The economy, reflected in this case in the stock market and this in turn in listed companies, has been a good gauge to measure the severity of the impact caused by the coronavirus pandemic, first in a brutal demand shock and later also transferred to the offer.
Of course, with huge divergences between geographies and sectors. After the initial dry stop and the subsequent, but limited, recovery, the vaccination process accelerated the engine of the economy, which has in this summer and the rest of the year the turning point to fully depress the pedal to recover speed cruise in which he was traveling until February of last year.
This, which has already been reflected in some advanced macro data such as the PMI and even in the GDP of some world power such as China, is about to reach the entire business fabric, reflected in its benefits.
Based on the estimates that the consensus of analysts collected by FactSet makes, in Europe only the German Dax will recover the EPS (earnings per share) that it had in 2019 this year . On the other side of the Atlantic, the S&P 500 and the Nasdaq 100 will also do it.
From WisdomTree they point out that the last season of results, that of the first quarter, in the United States “has been exceptional, with a year-on-year growth of 46% compared to the 24% that was expected before starting, thanks, above all, to sectors such as financial and consumer discretionary “.
“In Europe, profits have boosted 25% this first quarter, well above expectations, being the biggest improvement [compared to forecasts] since 2009,” they add. “Historically, the benefits tend to be underestimated after the end of a recession, probably because analysts do not take due account of operating leverage when growth is strong,” they clarify from Edmond de Rothschild AM.
In the Old Continent, the one that suffered the greatest impact on its earnings per share during 2020 was the Ibex 35, which saw its EPS drop by 67% to 236 euros per share, while, for example, in the EuroStoxx 50 fell 35% .
However, the Spanish index will also be the one with the greatest recovery since then. If EPS for 2020 is compared with that expected for 2021, the projected growth is 100% . In other words, it will double in just one year, to 475 euros per share, 60 percentage points more growth than the EuroStoxx 50.

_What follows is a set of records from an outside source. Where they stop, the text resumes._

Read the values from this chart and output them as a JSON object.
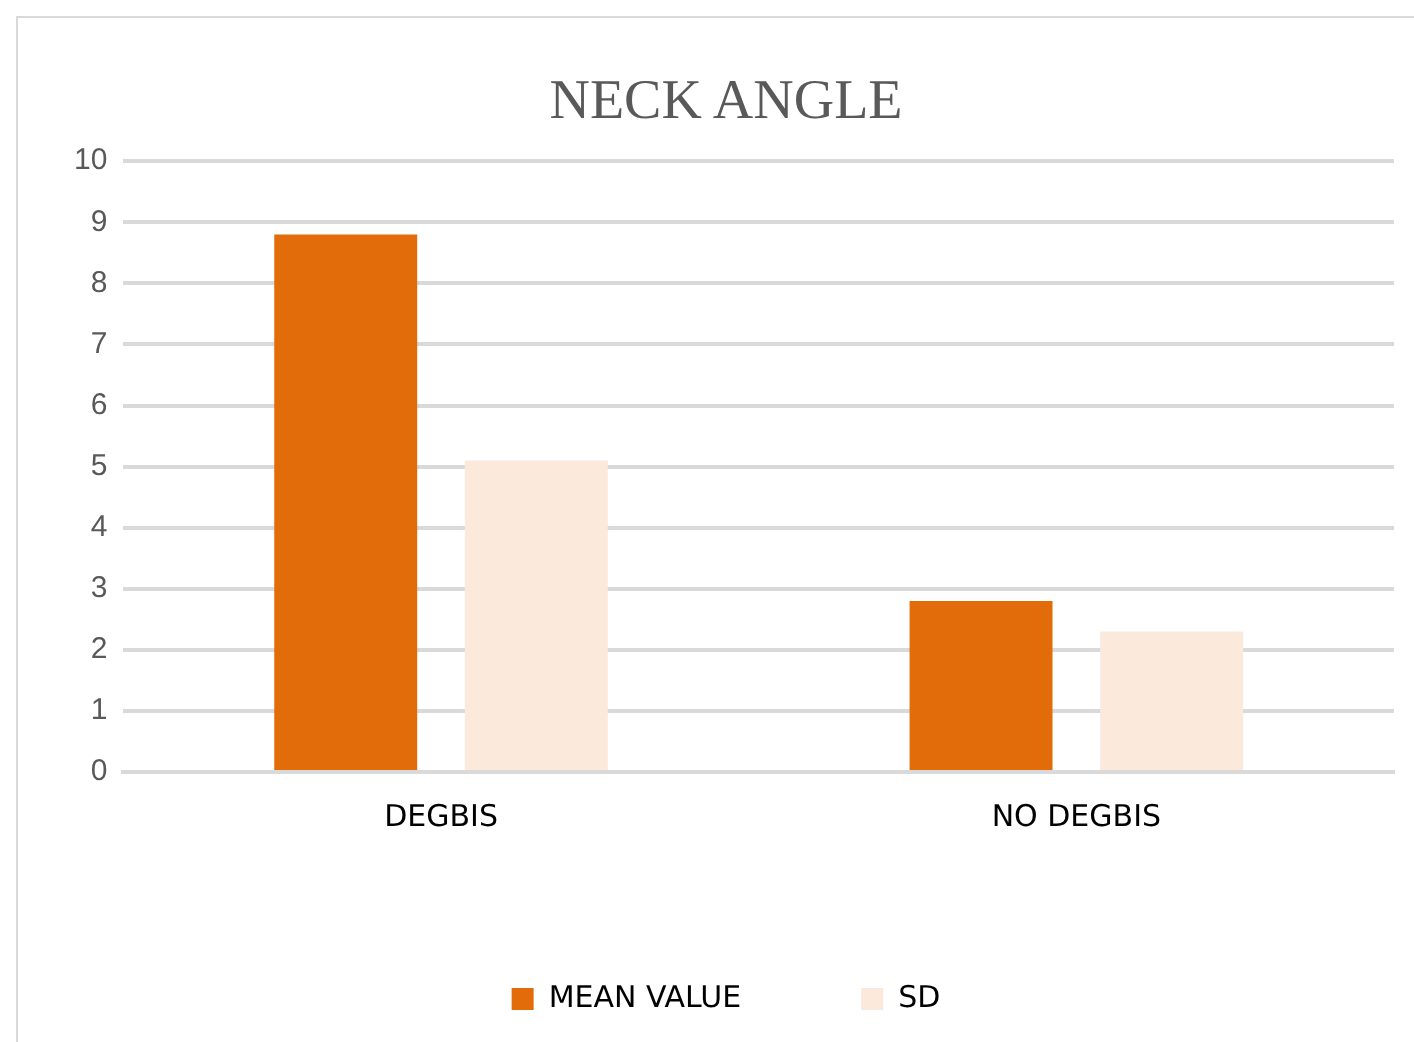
{
  "chart_data": {
    "type": "bar",
    "title": "NECK ANGLE",
    "categories": [
      "DEGBIS",
      "NO DEGBIS"
    ],
    "series": [
      {
        "name": "MEAN VALUE",
        "color": "#e36c0a",
        "values": [
          8.8,
          2.8
        ]
      },
      {
        "name": "SD",
        "color": "#fbe9db",
        "values": [
          5.1,
          2.3
        ]
      }
    ],
    "ylim": [
      0,
      10
    ],
    "yticks": [
      0,
      1,
      2,
      3,
      4,
      5,
      6,
      7,
      8,
      9,
      10
    ],
    "grid": "y",
    "legend": "bottom"
  }
}
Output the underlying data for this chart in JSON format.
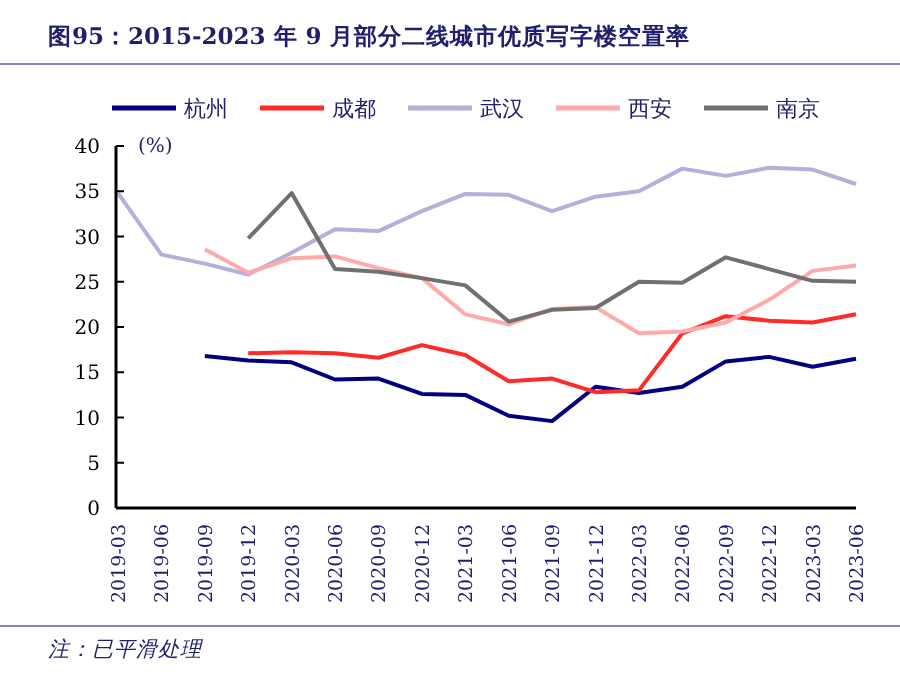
{
  "chart_data": {
    "type": "line",
    "title": "图95：2015-2023 年 9 月部分二线城市优质写字楼空置率",
    "ylabel": "(%)",
    "categories": [
      "2019-03",
      "2019-06",
      "2019-09",
      "2019-12",
      "2020-03",
      "2020-06",
      "2020-09",
      "2020-12",
      "2021-03",
      "2021-06",
      "2021-09",
      "2021-12",
      "2022-03",
      "2022-06",
      "2022-09",
      "2022-12",
      "2023-03",
      "2023-06"
    ],
    "series": [
      {
        "name": "杭州",
        "color": "#000080",
        "values": [
          null,
          null,
          16.8,
          16.3,
          16.1,
          14.2,
          14.3,
          12.6,
          12.5,
          10.2,
          9.6,
          13.4,
          12.7,
          13.4,
          16.2,
          16.7,
          15.6,
          16.5
        ]
      },
      {
        "name": "成都",
        "color": "#ff2a2a",
        "values": [
          null,
          null,
          null,
          17.1,
          17.2,
          17.1,
          16.6,
          18.0,
          16.9,
          14.0,
          14.3,
          12.8,
          13.0,
          19.3,
          21.2,
          20.7,
          20.5,
          21.4
        ]
      },
      {
        "name": "武汉",
        "color": "#b3b0dc",
        "values": [
          34.8,
          28.0,
          27.0,
          25.8,
          28.2,
          30.8,
          30.6,
          32.8,
          34.7,
          34.6,
          32.8,
          34.4,
          35.0,
          37.5,
          36.7,
          37.6,
          37.4,
          35.8
        ]
      },
      {
        "name": "西安",
        "color": "#ffaaaa",
        "values": [
          null,
          null,
          28.6,
          26.0,
          27.6,
          27.8,
          26.5,
          25.4,
          21.4,
          20.3,
          22.0,
          22.2,
          19.3,
          19.5,
          20.5,
          23.0,
          26.2,
          26.8
        ]
      },
      {
        "name": "南京",
        "color": "#707070",
        "values": [
          null,
          null,
          null,
          29.8,
          34.8,
          26.4,
          26.1,
          25.4,
          24.6,
          20.6,
          21.9,
          22.1,
          25.0,
          24.9,
          27.7,
          26.4,
          25.1,
          25.0
        ]
      }
    ],
    "ylim": [
      0,
      40
    ],
    "yticks": [
      0,
      5,
      10,
      15,
      20,
      25,
      30,
      35,
      40
    ],
    "grid": false,
    "legend": "top",
    "marker": "none",
    "line_style": "solid",
    "annotations": [
      "注：已平滑处理"
    ]
  }
}
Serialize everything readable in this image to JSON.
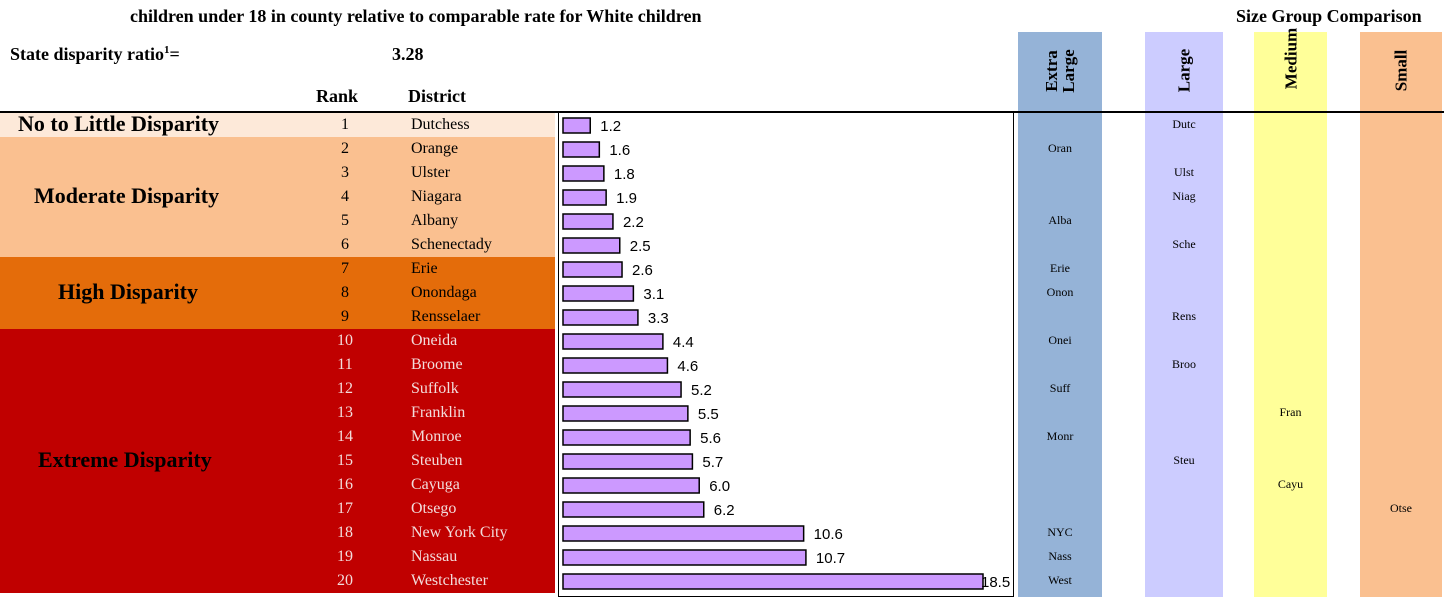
{
  "header": {
    "subtitle": "children under 18 in county relative to comparable rate for White children",
    "size_group_title": "Size Group Comparison",
    "state_ratio_label": "State disparity ratio",
    "state_ratio_footnote": "1",
    "state_ratio_equals": "=",
    "state_ratio_value": "3.28",
    "rank_header": "Rank",
    "district_header": "District"
  },
  "categories": [
    {
      "label": "No to Little Disparity",
      "from_rank": 1,
      "to_rank": 1,
      "color": "#FDE9D9"
    },
    {
      "label": "Moderate Disparity",
      "from_rank": 2,
      "to_rank": 6,
      "color": "#FAC090"
    },
    {
      "label": "High Disparity",
      "from_rank": 7,
      "to_rank": 9,
      "color": "#E46C0A"
    },
    {
      "label": "Extreme Disparity",
      "from_rank": 10,
      "to_rank": 20,
      "color": "#C00000"
    }
  ],
  "size_groups": [
    {
      "name": "Extra Large",
      "color": "#95B3D7"
    },
    {
      "name": "Large",
      "color": "#CCCCFF"
    },
    {
      "name": "Medium",
      "color": "#FFFF99"
    },
    {
      "name": "Small",
      "color": "#FAC090"
    }
  ],
  "chart_data": {
    "type": "bar",
    "orientation": "horizontal",
    "title": "",
    "xlabel": "",
    "ylabel": "",
    "bar_color": "#CC99FF",
    "categories": [
      "Dutchess",
      "Orange",
      "Ulster",
      "Niagara",
      "Albany",
      "Schenectady",
      "Erie",
      "Onondaga",
      "Rensselaer",
      "Oneida",
      "Broome",
      "Suffolk",
      "Franklin",
      "Monroe",
      "Steuben",
      "Cayuga",
      "Otsego",
      "New York City",
      "Nassau",
      "Westchester"
    ],
    "ranks": [
      1,
      2,
      3,
      4,
      5,
      6,
      7,
      8,
      9,
      10,
      11,
      12,
      13,
      14,
      15,
      16,
      17,
      18,
      19,
      20
    ],
    "values": [
      1.2,
      1.6,
      1.8,
      1.9,
      2.2,
      2.5,
      2.6,
      3.1,
      3.3,
      4.4,
      4.6,
      5.2,
      5.5,
      5.6,
      5.7,
      6.0,
      6.2,
      10.6,
      10.7,
      18.5
    ],
    "value_labels": [
      "1.2",
      "1.6",
      "1.8",
      "1.9",
      "2.2",
      "2.5",
      "2.6",
      "3.1",
      "3.3",
      "4.4",
      "4.6",
      "5.2",
      "5.5",
      "5.6",
      "5.7",
      "6.0",
      "6.2",
      "10.6",
      "10.7",
      "18.5"
    ],
    "abbreviations": [
      "Dutc",
      "Oran",
      "Ulst",
      "Niag",
      "Alba",
      "Sche",
      "Erie",
      "Onon",
      "Rens",
      "Onei",
      "Broo",
      "Suff",
      "Fran",
      "Monr",
      "Steu",
      "Cayu",
      "Otse",
      "NYC",
      "Nass",
      "West"
    ],
    "size_group": [
      1,
      0,
      1,
      1,
      0,
      1,
      0,
      0,
      1,
      0,
      1,
      0,
      2,
      0,
      1,
      2,
      3,
      0,
      0,
      0
    ],
    "xlim": [
      0,
      18.5
    ],
    "grid": false,
    "legend": "none"
  }
}
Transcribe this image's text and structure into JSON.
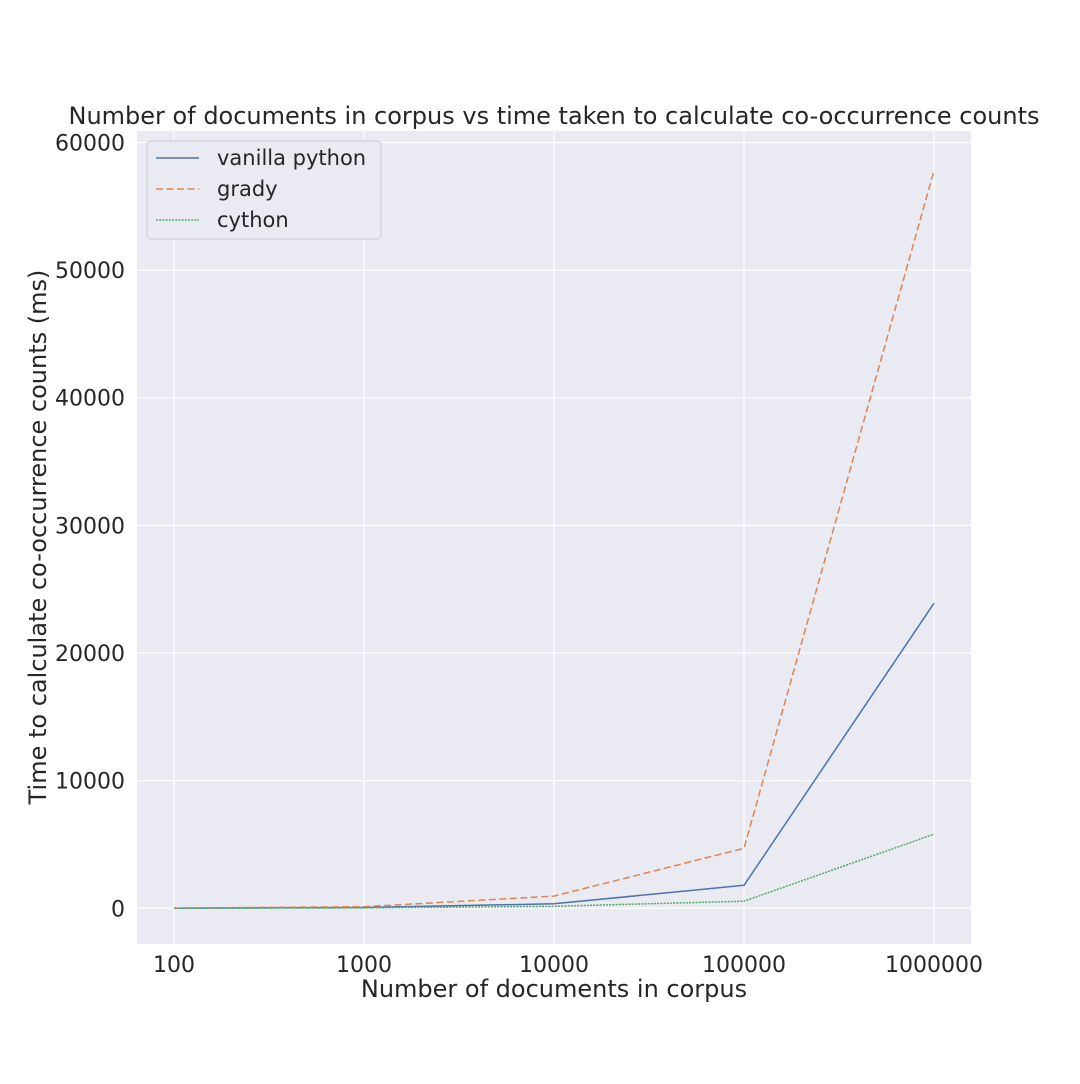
{
  "chart_data": {
    "type": "line",
    "title": "Number of documents in corpus vs time taken to calculate co-occurrence counts",
    "xlabel": "Number of documents in corpus",
    "ylabel": "Time to calculate co-occurrence counts (ms)",
    "x": [
      "100",
      "1000",
      "10000",
      "100000",
      "1000000"
    ],
    "ylim": [
      -2800,
      60900
    ],
    "y_ticks": [
      "0",
      "10000",
      "20000",
      "30000",
      "40000",
      "50000",
      "60000"
    ],
    "grid": true,
    "legend_position": "top-left",
    "series": [
      {
        "name": "vanilla python",
        "values": [
          5,
          60,
          350,
          1800,
          23900
        ],
        "color": "#4c72b0",
        "dash": "solid"
      },
      {
        "name": "grady",
        "values": [
          10,
          120,
          950,
          4700,
          57800
        ],
        "color": "#dd8452",
        "dash": "dashed"
      },
      {
        "name": "cython",
        "values": [
          3,
          25,
          150,
          550,
          5800
        ],
        "color": "#55a868",
        "dash": "dotted"
      }
    ]
  }
}
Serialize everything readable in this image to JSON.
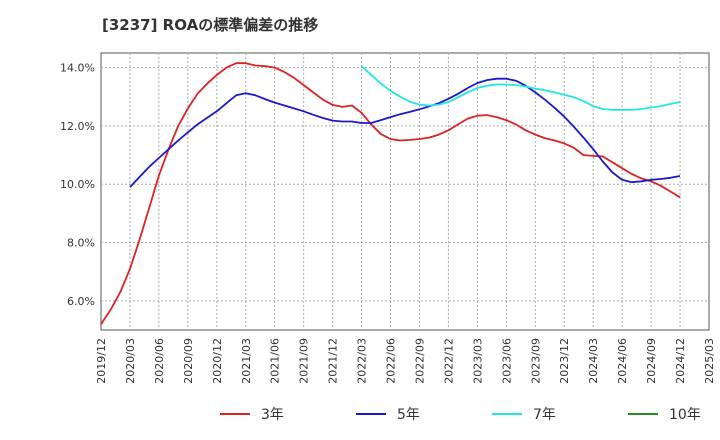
{
  "chart_data": {
    "type": "line",
    "title": "[3237]  ROAの標準偏差の推移",
    "xlabel": "",
    "ylabel": "",
    "ylim": [
      5.0,
      14.5
    ],
    "yticks": [
      6.0,
      8.0,
      10.0,
      12.0,
      14.0
    ],
    "ytick_labels": [
      "6.0%",
      "8.0%",
      "10.0%",
      "12.0%",
      "14.0%"
    ],
    "xlim": [
      "2019-12",
      "2025-03"
    ],
    "xtick_labels": [
      "2019/12",
      "2020/03",
      "2020/06",
      "2020/09",
      "2020/12",
      "2021/03",
      "2021/06",
      "2021/09",
      "2021/12",
      "2022/03",
      "2022/06",
      "2022/09",
      "2022/12",
      "2023/03",
      "2023/06",
      "2023/09",
      "2023/12",
      "2024/03",
      "2024/06",
      "2024/09",
      "2024/12",
      "2025/03"
    ],
    "grid": true,
    "legend_position": "bottom",
    "series": [
      {
        "name": "3年",
        "color": "#dd2222",
        "points": [
          [
            "2019-12",
            5.2
          ],
          [
            "2020-01",
            5.7
          ],
          [
            "2020-02",
            6.3
          ],
          [
            "2020-03",
            7.1
          ],
          [
            "2020-04",
            8.1
          ],
          [
            "2020-05",
            9.2
          ],
          [
            "2020-06",
            10.3
          ],
          [
            "2020-07",
            11.2
          ],
          [
            "2020-08",
            12.0
          ],
          [
            "2020-09",
            12.6
          ],
          [
            "2020-10",
            13.1
          ],
          [
            "2020-11",
            13.45
          ],
          [
            "2020-12",
            13.75
          ],
          [
            "2021-01",
            14.0
          ],
          [
            "2021-02",
            14.15
          ],
          [
            "2021-03",
            14.15
          ],
          [
            "2021-04",
            14.07
          ],
          [
            "2021-05",
            14.05
          ],
          [
            "2021-06",
            14.0
          ],
          [
            "2021-07",
            13.85
          ],
          [
            "2021-08",
            13.65
          ],
          [
            "2021-09",
            13.4
          ],
          [
            "2021-10",
            13.15
          ],
          [
            "2021-11",
            12.9
          ],
          [
            "2021-12",
            12.72
          ],
          [
            "2022-01",
            12.65
          ],
          [
            "2022-02",
            12.7
          ],
          [
            "2022-03",
            12.45
          ],
          [
            "2022-04",
            12.05
          ],
          [
            "2022-05",
            11.72
          ],
          [
            "2022-06",
            11.55
          ],
          [
            "2022-07",
            11.5
          ],
          [
            "2022-08",
            11.52
          ],
          [
            "2022-09",
            11.55
          ],
          [
            "2022-10",
            11.6
          ],
          [
            "2022-11",
            11.7
          ],
          [
            "2022-12",
            11.85
          ],
          [
            "2023-01",
            12.05
          ],
          [
            "2023-02",
            12.25
          ],
          [
            "2023-03",
            12.35
          ],
          [
            "2023-04",
            12.37
          ],
          [
            "2023-05",
            12.3
          ],
          [
            "2023-06",
            12.2
          ],
          [
            "2023-07",
            12.05
          ],
          [
            "2023-08",
            11.85
          ],
          [
            "2023-09",
            11.7
          ],
          [
            "2023-10",
            11.58
          ],
          [
            "2023-11",
            11.5
          ],
          [
            "2023-12",
            11.4
          ],
          [
            "2024-01",
            11.25
          ],
          [
            "2024-02",
            11.0
          ],
          [
            "2024-03",
            10.97
          ],
          [
            "2024-04",
            10.95
          ],
          [
            "2024-05",
            10.75
          ],
          [
            "2024-06",
            10.55
          ],
          [
            "2024-07",
            10.35
          ],
          [
            "2024-08",
            10.2
          ],
          [
            "2024-09",
            10.1
          ],
          [
            "2024-10",
            9.95
          ],
          [
            "2024-11",
            9.75
          ],
          [
            "2024-12",
            9.55
          ]
        ]
      },
      {
        "name": "5年",
        "color": "#1a1acc",
        "points": [
          [
            "2020-03",
            9.9
          ],
          [
            "2020-04",
            10.25
          ],
          [
            "2020-05",
            10.6
          ],
          [
            "2020-06",
            10.9
          ],
          [
            "2020-07",
            11.2
          ],
          [
            "2020-08",
            11.5
          ],
          [
            "2020-09",
            11.78
          ],
          [
            "2020-10",
            12.05
          ],
          [
            "2020-11",
            12.28
          ],
          [
            "2020-12",
            12.5
          ],
          [
            "2021-01",
            12.78
          ],
          [
            "2021-02",
            13.05
          ],
          [
            "2021-03",
            13.12
          ],
          [
            "2021-04",
            13.05
          ],
          [
            "2021-05",
            12.92
          ],
          [
            "2021-06",
            12.8
          ],
          [
            "2021-07",
            12.7
          ],
          [
            "2021-08",
            12.6
          ],
          [
            "2021-09",
            12.5
          ],
          [
            "2021-10",
            12.38
          ],
          [
            "2021-11",
            12.27
          ],
          [
            "2021-12",
            12.18
          ],
          [
            "2022-01",
            12.15
          ],
          [
            "2022-02",
            12.15
          ],
          [
            "2022-03",
            12.1
          ],
          [
            "2022-04",
            12.1
          ],
          [
            "2022-05",
            12.2
          ],
          [
            "2022-06",
            12.3
          ],
          [
            "2022-07",
            12.4
          ],
          [
            "2022-08",
            12.48
          ],
          [
            "2022-09",
            12.57
          ],
          [
            "2022-10",
            12.67
          ],
          [
            "2022-11",
            12.78
          ],
          [
            "2022-12",
            12.93
          ],
          [
            "2023-01",
            13.1
          ],
          [
            "2023-02",
            13.3
          ],
          [
            "2023-03",
            13.47
          ],
          [
            "2023-04",
            13.57
          ],
          [
            "2023-05",
            13.62
          ],
          [
            "2023-06",
            13.62
          ],
          [
            "2023-07",
            13.55
          ],
          [
            "2023-08",
            13.38
          ],
          [
            "2023-09",
            13.15
          ],
          [
            "2023-10",
            12.9
          ],
          [
            "2023-11",
            12.62
          ],
          [
            "2023-12",
            12.32
          ],
          [
            "2024-01",
            11.97
          ],
          [
            "2024-02",
            11.6
          ],
          [
            "2024-03",
            11.2
          ],
          [
            "2024-04",
            10.78
          ],
          [
            "2024-05",
            10.4
          ],
          [
            "2024-06",
            10.15
          ],
          [
            "2024-07",
            10.07
          ],
          [
            "2024-08",
            10.1
          ],
          [
            "2024-09",
            10.15
          ],
          [
            "2024-10",
            10.18
          ],
          [
            "2024-11",
            10.22
          ],
          [
            "2024-12",
            10.28
          ]
        ]
      },
      {
        "name": "7年",
        "color": "#22e6e6",
        "points": [
          [
            "2022-03",
            14.05
          ],
          [
            "2022-04",
            13.75
          ],
          [
            "2022-05",
            13.45
          ],
          [
            "2022-06",
            13.2
          ],
          [
            "2022-07",
            13.0
          ],
          [
            "2022-08",
            12.83
          ],
          [
            "2022-09",
            12.73
          ],
          [
            "2022-10",
            12.7
          ],
          [
            "2022-11",
            12.73
          ],
          [
            "2022-12",
            12.82
          ],
          [
            "2023-01",
            12.98
          ],
          [
            "2023-02",
            13.15
          ],
          [
            "2023-03",
            13.3
          ],
          [
            "2023-04",
            13.38
          ],
          [
            "2023-05",
            13.42
          ],
          [
            "2023-06",
            13.42
          ],
          [
            "2023-07",
            13.4
          ],
          [
            "2023-08",
            13.35
          ],
          [
            "2023-09",
            13.28
          ],
          [
            "2023-10",
            13.22
          ],
          [
            "2023-11",
            13.15
          ],
          [
            "2023-12",
            13.07
          ],
          [
            "2024-01",
            12.98
          ],
          [
            "2024-02",
            12.85
          ],
          [
            "2024-03",
            12.68
          ],
          [
            "2024-04",
            12.58
          ],
          [
            "2024-05",
            12.55
          ],
          [
            "2024-06",
            12.55
          ],
          [
            "2024-07",
            12.55
          ],
          [
            "2024-08",
            12.58
          ],
          [
            "2024-09",
            12.63
          ],
          [
            "2024-10",
            12.68
          ],
          [
            "2024-11",
            12.75
          ],
          [
            "2024-12",
            12.82
          ]
        ]
      },
      {
        "name": "10年",
        "color": "#228b22",
        "points": []
      }
    ]
  }
}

And furthermore, for 2022, it will also be the selective one that achieves a greater rebound in its profits, with another 30% additionalDespite this, it is the only major stock market that will not have recovered the earnings per share of 2019.
Already this second quarter an acceleration of growth is expected, as explained by Bank of America. “We anticipate an increase in EPS of 123% compared to the second quarter of last year, which will leave an annual balance of between 34% and 45% in Europe.”
The direct consequence of this is to put the focus of investment back in Spain, with the aim of taking advantage of that differential that it has to close with the rest of the stock exchanges. Thus, the Ibex is the index among the main ones in the world that is cheaper per PER – times that the benefit is included in the share price – for 2022 with respect to what is being paid now, for the benefits of this year.
In numbers, the Ibex is trading at a PER of 18.4 times 2021 earnings , above the EuroStoxx 50, the German Dax and the Italian Ftse Mib and only below the French CAC. However, looking to 2022, the benefits of the Spanish stock market are cheaper by 16.8%, more than any other.
In the EuroStoxx there is a reduction of 10.4% while in the Ftse Mib it is 15%, also above 10% of the S&P 500. This allows the Ibex to go from trading with a premium over Europe and France to doing so at a discount , although it will maintain the price premium with respect to the Dax and the Italian index.
“Our opinion is that Europe is facing an opportunity to emerge from its stagnation and, at least, for a few years to maintain relatively high growth rates,” explains Nicolás López, Singular Bank’s director of equity analysis.
“If we add to this its lower valuations, it seems reasonable to expect a better relative performance of the European stock market against Wall Street and in the case of Spain it would be equivalent against Europe, although the Ibex has little sector diversification and it is not advisable to concentrate excessively investments in it, “adds the expert.
Whenever there is a time when stocks rise, in turn expanding multiples, we speak of a bubble. This time, some analysts point out that it must be taken into account that the premium paid for equities is logical that it is higher considering the risk that exists in fixed income before the definitive arrival of inflation.
From Vontobel they expect the portfolio rotation to continue from growth at high multiples to the value bias , with lower multipliers.
Five point difference from the vaccine
It could be said that one of the major turning points for the market in recent months occurred at the beginning of November, when the US elections were held and, above all, Pfizer announced the results of its trials on the vaccine for Covid-19, better than expected and that, as it has been, key to economic recovery.
Since October 30, when the European stock market hit a second annual floor, the EuroStoxx has recorded a rise of 37%, while the Ibex 35 achieved more than 42%, 5 percentage points more . It is striking in this regard that the S&P 500, which usually achieves higher returns, has risen 10 points less than Europe since then.